The commitment is from computer scientist John R. Koza, who is considered the “father of genetic programming.”

The $10.7 million bequest will fund two endowed faculty positions to attract eminent scholars for the development of computational tools inspired by nature. New endowments also will advance genetic programming and evolutionary computation through endowed prizes, fellowships and programs to attract top graduate students and an increasingly strong pool of faculty members, said engineering Dean Leo Kempel.

“The creation of two new faculty endowments joining a third endowed chair, as well as endowed prizes and graduate student support, is unprecedented in the College of Engineering,” Kempel said. “We are very grateful to Dr. Koza for the advances our faculty will achieve and the students we will serve as a result of this extraordinary gift.

“With this gift,” Kempel continued, “and the previous investment by the National Science Foundation in the BEACON Center, Michigan State University will be the leading institution for transformational research and education in this important field of scholarship.”

Koza said he is delighted to make the investment in the BEACON Center and the College of Engineering and believes they are the best place to carry forward his life’s work.

"The mix of private support, NSF support, and backing from MSU, under the guidance of my good friend and colleague, Erik Goodman, means the BEACON Center and its ground breaking work will continue for many years to come,” Koza said. “My personal connections to BEACON, MSU and the partner institutions have been very gratifying and I look forward to what we can do together."

MSU President Lou Anna K. Simon said the gift will create a hub of expertise and excellence in a demanding and promising field.

“John Koza’s continued generosity will empower us to build on his pioneering work. We are thankful for his vision and investment in the research and learning being done at Michigan State, which will resonate far into the future.”

Koza’s $2 million cash gift was received in 2014 and created the John R. Koza Endowed Chair in Genetic Programming. In August 2016, MSU welcomed renowned specialist in genetic programming and evolutionary computation Wolfgang Banzhaf as the Koza endowed chair.

Koza is a computer scientist and pioneer in the use of genetic programming, or GP. For much of his career, he was a consulting professor at Stanford University, teaching classes about evolutionary computation and genetic programming while conducting his research in that field.

“His ideas have helped to push back the horizon of what we believe computers can do now and in the future,” said Erik Goodman, director of the BEACON Center for the Study of Evolution in Action. The BEACON Center unites those who study natural evolutionary processes with computer scientists and engineers to solve real-world problems.

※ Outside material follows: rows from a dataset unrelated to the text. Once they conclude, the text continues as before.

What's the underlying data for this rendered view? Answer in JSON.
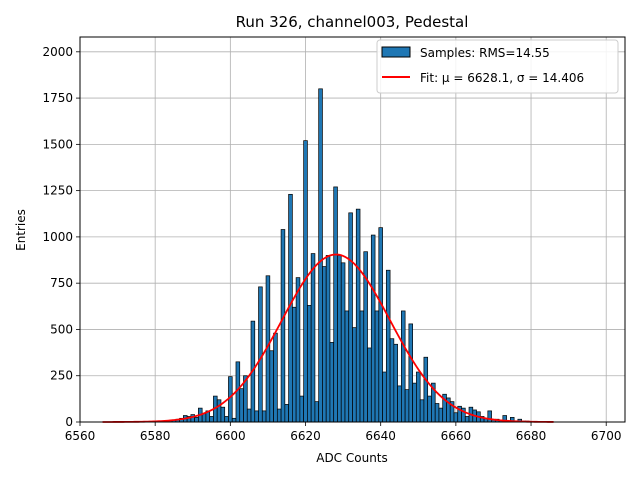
{
  "chart_data": {
    "type": "bar",
    "title": "Run 326, channel003, Pedestal",
    "xlabel": "ADC Counts",
    "ylabel": "Entries",
    "xlim": [
      6560,
      6705
    ],
    "ylim": [
      0,
      2080
    ],
    "xticks": [
      6560,
      6580,
      6600,
      6620,
      6640,
      6660,
      6680,
      6700
    ],
    "yticks": [
      0,
      250,
      500,
      750,
      1000,
      1250,
      1500,
      1750,
      2000
    ],
    "grid": true,
    "legend_position": "top-right",
    "colors": {
      "bars": "#1f77b4",
      "bar_edge": "#000000",
      "fit": "#ff0000"
    },
    "histogram": {
      "name": "Samples: RMS=14.55",
      "bin_width": 1,
      "bins": [
        {
          "x": 6583,
          "y": 5
        },
        {
          "x": 6584,
          "y": 8
        },
        {
          "x": 6585,
          "y": 12
        },
        {
          "x": 6586,
          "y": 15
        },
        {
          "x": 6587,
          "y": 20
        },
        {
          "x": 6588,
          "y": 35
        },
        {
          "x": 6589,
          "y": 30
        },
        {
          "x": 6590,
          "y": 40
        },
        {
          "x": 6591,
          "y": 25
        },
        {
          "x": 6592,
          "y": 75
        },
        {
          "x": 6593,
          "y": 45
        },
        {
          "x": 6594,
          "y": 60
        },
        {
          "x": 6595,
          "y": 30
        },
        {
          "x": 6596,
          "y": 140
        },
        {
          "x": 6597,
          "y": 120
        },
        {
          "x": 6598,
          "y": 80
        },
        {
          "x": 6599,
          "y": 30
        },
        {
          "x": 6600,
          "y": 245
        },
        {
          "x": 6601,
          "y": 20
        },
        {
          "x": 6602,
          "y": 325
        },
        {
          "x": 6603,
          "y": 180
        },
        {
          "x": 6604,
          "y": 250
        },
        {
          "x": 6605,
          "y": 70
        },
        {
          "x": 6606,
          "y": 545
        },
        {
          "x": 6607,
          "y": 60
        },
        {
          "x": 6608,
          "y": 730
        },
        {
          "x": 6609,
          "y": 60
        },
        {
          "x": 6610,
          "y": 790
        },
        {
          "x": 6611,
          "y": 385
        },
        {
          "x": 6612,
          "y": 480
        },
        {
          "x": 6613,
          "y": 70
        },
        {
          "x": 6614,
          "y": 1040
        },
        {
          "x": 6615,
          "y": 95
        },
        {
          "x": 6616,
          "y": 1230
        },
        {
          "x": 6617,
          "y": 620
        },
        {
          "x": 6618,
          "y": 780
        },
        {
          "x": 6619,
          "y": 140
        },
        {
          "x": 6620,
          "y": 1520
        },
        {
          "x": 6621,
          "y": 630
        },
        {
          "x": 6622,
          "y": 910
        },
        {
          "x": 6623,
          "y": 110
        },
        {
          "x": 6624,
          "y": 1800
        },
        {
          "x": 6625,
          "y": 840
        },
        {
          "x": 6626,
          "y": 900
        },
        {
          "x": 6627,
          "y": 430
        },
        {
          "x": 6628,
          "y": 1270
        },
        {
          "x": 6629,
          "y": 900
        },
        {
          "x": 6630,
          "y": 860
        },
        {
          "x": 6631,
          "y": 600
        },
        {
          "x": 6632,
          "y": 1130
        },
        {
          "x": 6633,
          "y": 510
        },
        {
          "x": 6634,
          "y": 1150
        },
        {
          "x": 6635,
          "y": 600
        },
        {
          "x": 6636,
          "y": 920
        },
        {
          "x": 6637,
          "y": 400
        },
        {
          "x": 6638,
          "y": 1010
        },
        {
          "x": 6639,
          "y": 600
        },
        {
          "x": 6640,
          "y": 1050
        },
        {
          "x": 6641,
          "y": 270
        },
        {
          "x": 6642,
          "y": 820
        },
        {
          "x": 6643,
          "y": 450
        },
        {
          "x": 6644,
          "y": 420
        },
        {
          "x": 6645,
          "y": 195
        },
        {
          "x": 6646,
          "y": 600
        },
        {
          "x": 6647,
          "y": 175
        },
        {
          "x": 6648,
          "y": 530
        },
        {
          "x": 6649,
          "y": 210
        },
        {
          "x": 6650,
          "y": 270
        },
        {
          "x": 6651,
          "y": 120
        },
        {
          "x": 6652,
          "y": 350
        },
        {
          "x": 6653,
          "y": 140
        },
        {
          "x": 6654,
          "y": 210
        },
        {
          "x": 6655,
          "y": 100
        },
        {
          "x": 6656,
          "y": 75
        },
        {
          "x": 6657,
          "y": 150
        },
        {
          "x": 6658,
          "y": 130
        },
        {
          "x": 6659,
          "y": 110
        },
        {
          "x": 6660,
          "y": 50
        },
        {
          "x": 6661,
          "y": 85
        },
        {
          "x": 6662,
          "y": 75
        },
        {
          "x": 6663,
          "y": 30
        },
        {
          "x": 6664,
          "y": 80
        },
        {
          "x": 6665,
          "y": 65
        },
        {
          "x": 6666,
          "y": 55
        },
        {
          "x": 6667,
          "y": 30
        },
        {
          "x": 6668,
          "y": 20
        },
        {
          "x": 6669,
          "y": 60
        },
        {
          "x": 6670,
          "y": 10
        },
        {
          "x": 6671,
          "y": 15
        },
        {
          "x": 6672,
          "y": 8
        },
        {
          "x": 6673,
          "y": 35
        },
        {
          "x": 6674,
          "y": 5
        },
        {
          "x": 6675,
          "y": 25
        },
        {
          "x": 6676,
          "y": 5
        },
        {
          "x": 6677,
          "y": 15
        },
        {
          "x": 6678,
          "y": 5
        },
        {
          "x": 6679,
          "y": 5
        },
        {
          "x": 6680,
          "y": 3
        },
        {
          "x": 6681,
          "y": 3
        }
      ]
    },
    "fit": {
      "name": "Fit: μ = 6628.1, σ = 14.406",
      "mu": 6628.1,
      "sigma": 14.406,
      "amplitude": 905,
      "x_range": [
        6566,
        6686
      ]
    }
  }
}
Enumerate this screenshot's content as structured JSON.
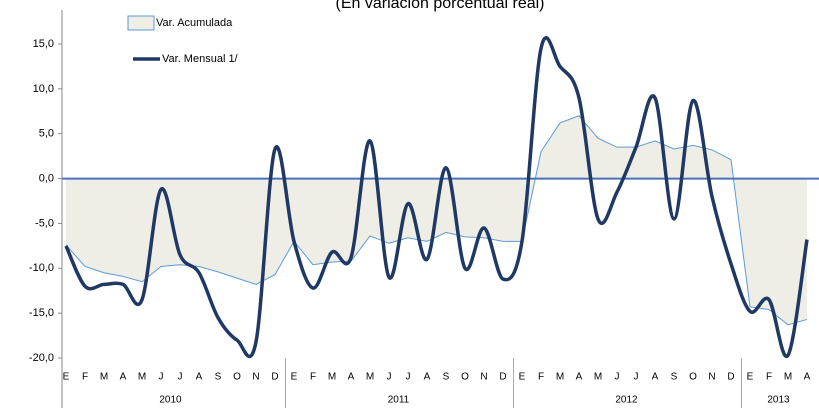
{
  "chart_data": {
    "type": "line",
    "title": "(En variación porcentual real)",
    "categories": [
      "E",
      "F",
      "M",
      "A",
      "M",
      "J",
      "J",
      "A",
      "S",
      "O",
      "N",
      "D",
      "E",
      "F",
      "M",
      "A",
      "M",
      "J",
      "J",
      "A",
      "S",
      "O",
      "N",
      "D",
      "E",
      "F",
      "M",
      "A",
      "M",
      "J",
      "J",
      "A",
      "S",
      "O",
      "N",
      "D",
      "E",
      "F",
      "M",
      "A"
    ],
    "years": [
      "2010",
      "2011",
      "2012",
      "2013"
    ],
    "series": [
      {
        "name": "Var. Acumulada",
        "kind": "area",
        "color": "#5b9bd5",
        "fill": "#eeeee6",
        "values": [
          -7.4,
          -9.8,
          -10.5,
          -10.9,
          -11.5,
          -9.8,
          -9.6,
          -9.8,
          -10.4,
          -11.1,
          -11.8,
          -10.7,
          -7,
          -9.6,
          -9.3,
          -9.2,
          -6.4,
          -7.2,
          -6.6,
          -7,
          -6,
          -6.5,
          -6.6,
          -7,
          -7,
          3,
          6.2,
          7,
          4.5,
          3.5,
          3.5,
          4.2,
          3.3,
          3.7,
          3.2,
          2.1,
          -14.3,
          -14.6,
          -16.3,
          -15.7
        ]
      },
      {
        "name": "Var. Mensual 1/",
        "kind": "line",
        "color": "#1f3864",
        "values": [
          -7.5,
          -12,
          -11.8,
          -11.8,
          -13.5,
          -1.2,
          -8.5,
          -10.5,
          -15.5,
          -18,
          -18.2,
          3.3,
          -7,
          -12.2,
          -8.2,
          -8.8,
          4.2,
          -11,
          -2.8,
          -9,
          1.2,
          -10,
          -5.5,
          -11.2,
          -7,
          14.5,
          12.5,
          9,
          -4.5,
          -1.5,
          3.5,
          9,
          -4.5,
          8.7,
          -2,
          -9.5,
          -14.8,
          -13.5,
          -19.7,
          -6.8
        ]
      }
    ],
    "ylim": [
      -20,
      15
    ],
    "yticks": [
      {
        "value": 15,
        "label": "15,0"
      },
      {
        "value": 10,
        "label": "10,0"
      },
      {
        "value": 5,
        "label": "5,0"
      },
      {
        "value": 0,
        "label": "0,0"
      },
      {
        "value": -5,
        "label": "-5,0"
      },
      {
        "value": -10,
        "label": "-10,0"
      },
      {
        "value": -15,
        "label": "-15,0"
      },
      {
        "value": -20,
        "label": "-20,0"
      }
    ]
  }
}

Goodman, who has been friends with Koza since they were graduate students in the 1960s and 1970s, called Koza a brilliant computer scientist.

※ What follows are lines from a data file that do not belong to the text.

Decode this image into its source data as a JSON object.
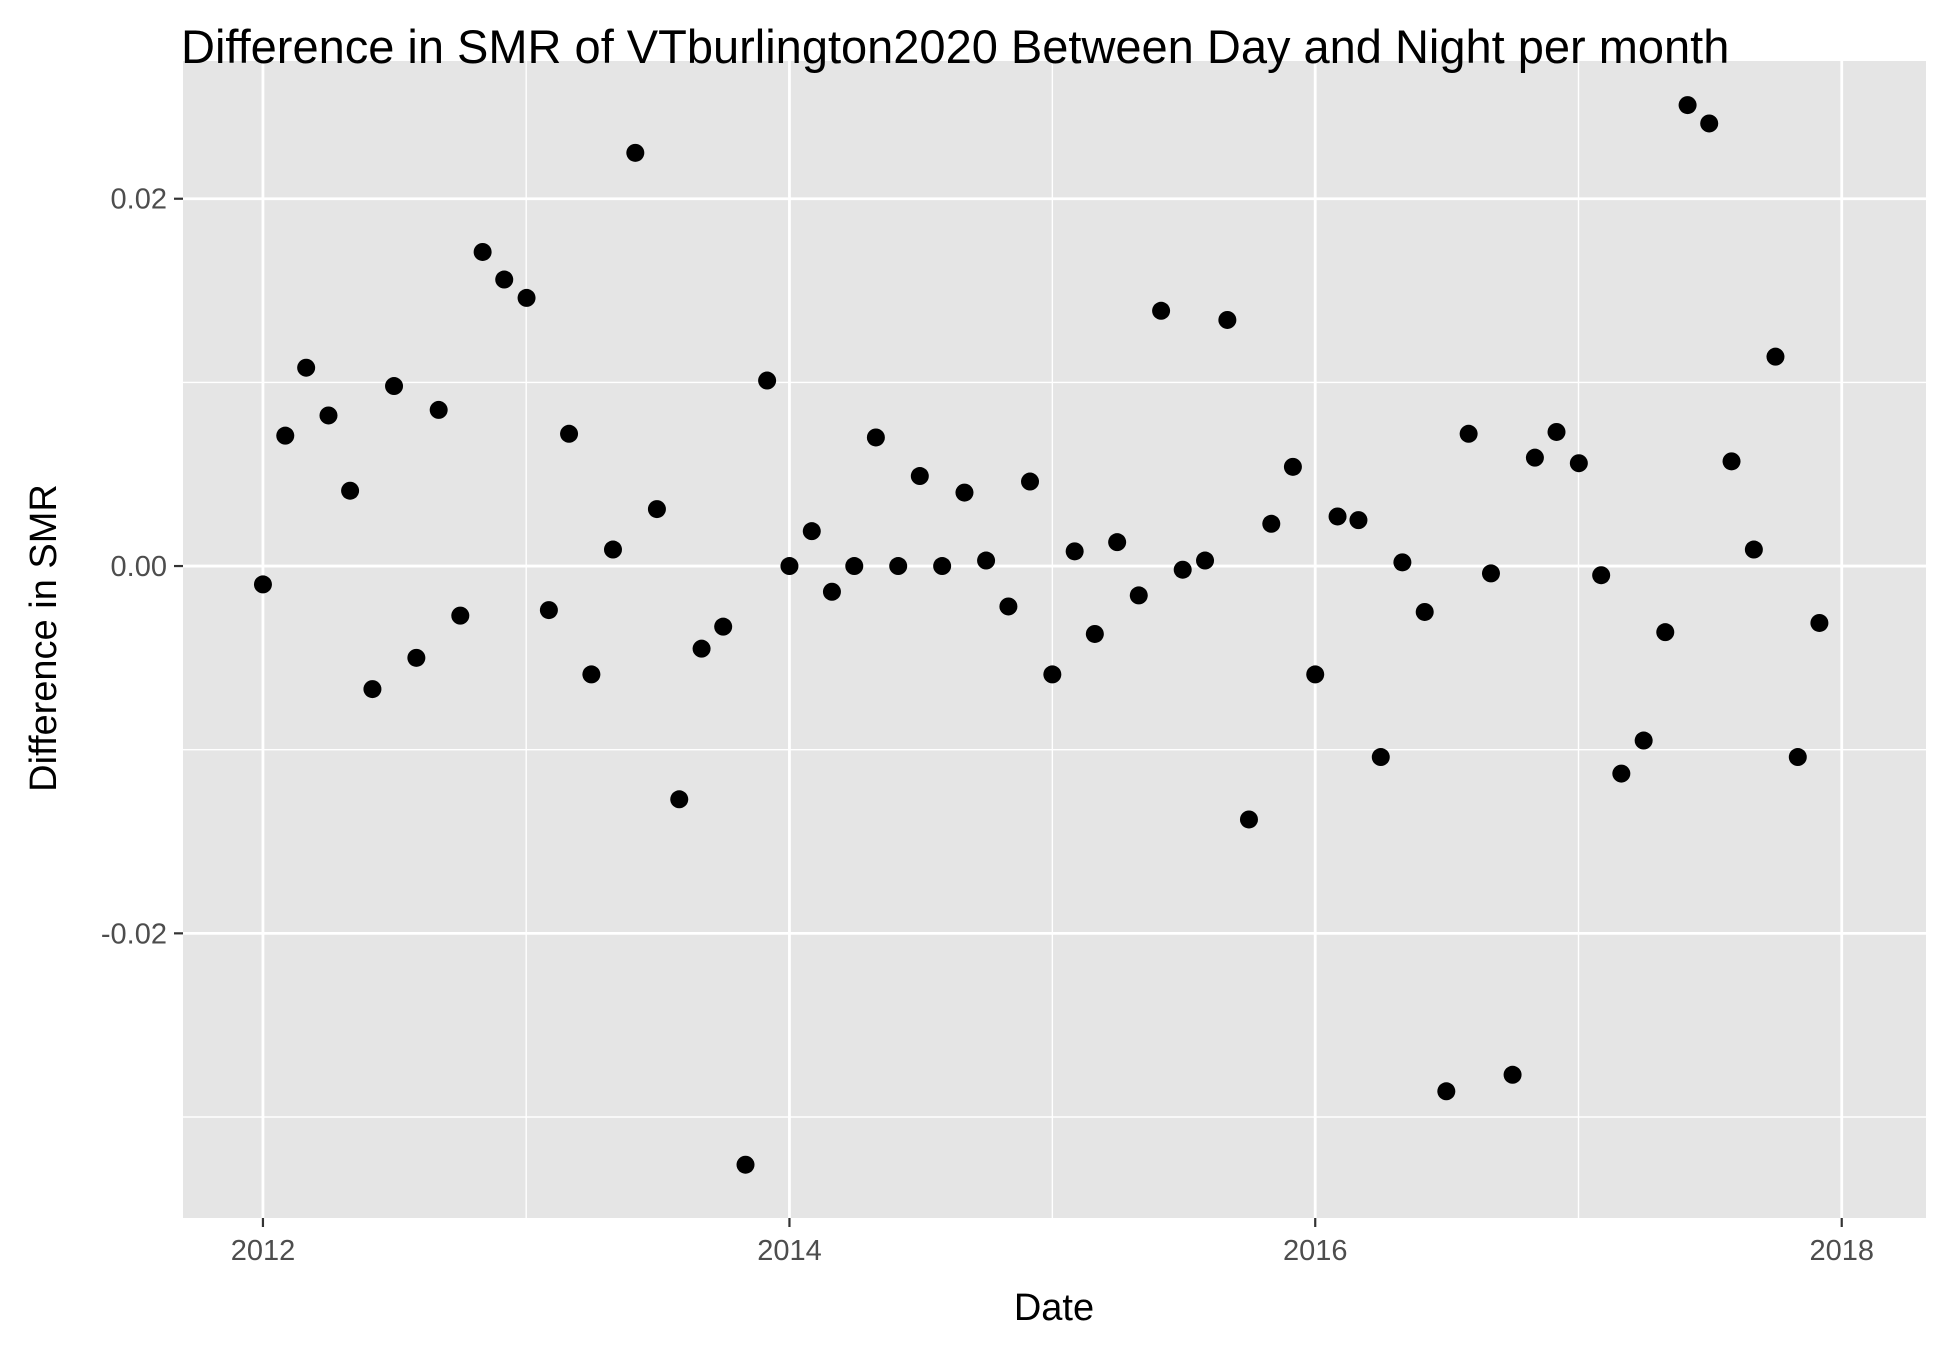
{
  "chart_data": {
    "type": "scatter",
    "title": "Difference in SMR of VTburlington2020 Between Day and Night per month",
    "xlabel": "Date",
    "ylabel": "Difference in SMR",
    "x_ticks": [
      "2012",
      "2014",
      "2016",
      "2018"
    ],
    "y_ticks": [
      "-0.02",
      "0.00",
      "0.02"
    ],
    "xlim": [
      "2011-09-12",
      "2018-04-28"
    ],
    "ylim": [
      -0.0355,
      0.0275
    ],
    "grid": true,
    "legend": "none",
    "colors": {
      "panel": "#e5e5e5",
      "grid": "#ffffff",
      "point": "#000000"
    },
    "points": [
      {
        "x": "2012-01-01",
        "y": -0.001
      },
      {
        "x": "2012-02-01",
        "y": 0.0071
      },
      {
        "x": "2012-03-01",
        "y": 0.0108
      },
      {
        "x": "2012-04-01",
        "y": 0.0082
      },
      {
        "x": "2012-05-01",
        "y": 0.0041
      },
      {
        "x": "2012-06-01",
        "y": -0.0067
      },
      {
        "x": "2012-07-01",
        "y": 0.0098
      },
      {
        "x": "2012-08-01",
        "y": -0.005
      },
      {
        "x": "2012-09-01",
        "y": 0.0085
      },
      {
        "x": "2012-10-01",
        "y": -0.0027
      },
      {
        "x": "2012-11-01",
        "y": 0.0171
      },
      {
        "x": "2012-12-01",
        "y": 0.0156
      },
      {
        "x": "2013-01-01",
        "y": 0.0146
      },
      {
        "x": "2013-02-01",
        "y": -0.0024
      },
      {
        "x": "2013-03-01",
        "y": 0.0072
      },
      {
        "x": "2013-04-01",
        "y": -0.0059
      },
      {
        "x": "2013-05-01",
        "y": 0.0009
      },
      {
        "x": "2013-06-01",
        "y": 0.0225
      },
      {
        "x": "2013-07-01",
        "y": 0.0031
      },
      {
        "x": "2013-08-01",
        "y": -0.0127
      },
      {
        "x": "2013-09-01",
        "y": -0.0045
      },
      {
        "x": "2013-10-01",
        "y": -0.0033
      },
      {
        "x": "2013-11-01",
        "y": -0.0326
      },
      {
        "x": "2013-12-01",
        "y": 0.0101
      },
      {
        "x": "2014-01-01",
        "y": 0.0
      },
      {
        "x": "2014-02-01",
        "y": 0.0019
      },
      {
        "x": "2014-03-01",
        "y": -0.0014
      },
      {
        "x": "2014-04-01",
        "y": 0.0
      },
      {
        "x": "2014-05-01",
        "y": 0.007
      },
      {
        "x": "2014-06-01",
        "y": 0.0
      },
      {
        "x": "2014-07-01",
        "y": 0.0049
      },
      {
        "x": "2014-08-01",
        "y": 0.0
      },
      {
        "x": "2014-09-01",
        "y": 0.004
      },
      {
        "x": "2014-10-01",
        "y": 0.0003
      },
      {
        "x": "2014-11-01",
        "y": -0.0022
      },
      {
        "x": "2014-12-01",
        "y": 0.0046
      },
      {
        "x": "2015-01-01",
        "y": -0.0059
      },
      {
        "x": "2015-02-01",
        "y": 0.0008
      },
      {
        "x": "2015-03-01",
        "y": -0.0037
      },
      {
        "x": "2015-04-01",
        "y": 0.0013
      },
      {
        "x": "2015-05-01",
        "y": -0.0016
      },
      {
        "x": "2015-06-01",
        "y": 0.0139
      },
      {
        "x": "2015-07-01",
        "y": -0.0002
      },
      {
        "x": "2015-08-01",
        "y": 0.0003
      },
      {
        "x": "2015-09-01",
        "y": 0.0134
      },
      {
        "x": "2015-10-01",
        "y": -0.0138
      },
      {
        "x": "2015-11-01",
        "y": 0.0023
      },
      {
        "x": "2015-12-01",
        "y": 0.0054
      },
      {
        "x": "2016-01-01",
        "y": -0.0059
      },
      {
        "x": "2016-02-01",
        "y": 0.0027
      },
      {
        "x": "2016-03-01",
        "y": 0.0025
      },
      {
        "x": "2016-04-01",
        "y": -0.0104
      },
      {
        "x": "2016-05-01",
        "y": 0.0002
      },
      {
        "x": "2016-06-01",
        "y": -0.0025
      },
      {
        "x": "2016-07-01",
        "y": -0.0286
      },
      {
        "x": "2016-08-01",
        "y": 0.0072
      },
      {
        "x": "2016-09-01",
        "y": -0.0004
      },
      {
        "x": "2016-10-01",
        "y": -0.0277
      },
      {
        "x": "2016-11-01",
        "y": 0.0059
      },
      {
        "x": "2016-12-01",
        "y": 0.0073
      },
      {
        "x": "2017-01-01",
        "y": 0.0056
      },
      {
        "x": "2017-02-01",
        "y": -0.0005
      },
      {
        "x": "2017-03-01",
        "y": -0.0113
      },
      {
        "x": "2017-04-01",
        "y": -0.0095
      },
      {
        "x": "2017-05-01",
        "y": -0.0036
      },
      {
        "x": "2017-06-01",
        "y": 0.0251
      },
      {
        "x": "2017-07-01",
        "y": 0.0241
      },
      {
        "x": "2017-08-01",
        "y": 0.0057
      },
      {
        "x": "2017-09-01",
        "y": 0.0009
      },
      {
        "x": "2017-10-01",
        "y": 0.0114
      },
      {
        "x": "2017-11-01",
        "y": -0.0104
      },
      {
        "x": "2017-12-01",
        "y": -0.0031
      }
    ]
  }
}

“John Koza is frequently called the father of GP. His publication of four gigantic books introducing genetic programming to the world, beginning in 1992, helped to earn him this accolade,” Goodman explained. “In his books, he introduces the concepts of automated programming of computers by evolutionary processes.”

Goodman said Koza’s early work also included organizing a series of international conferences on Genetic Programming, which he and Goodman helped later to merge into a broader conference series on evolutionary computation, the Genetic and Evolutionary Computation Conferences.

“All of us owe some of our inspiration to the successes achieved by Koza,” Goodman added. “In the end, there may be few of us whose lives are not touched in some way or another by John Koza's work.”

Endowed funds allow the university to provide continual support to specific programs and projects. The gift’s principal is invested and a portion of the annual earnings is used for annual program support.

The gifts support Empower Extraordinary, the $1.5 billion campaign for MSU that launched publicly in October 2014. To date, the College of Engineering has raised more than $76 million of its $80 million campaign goal.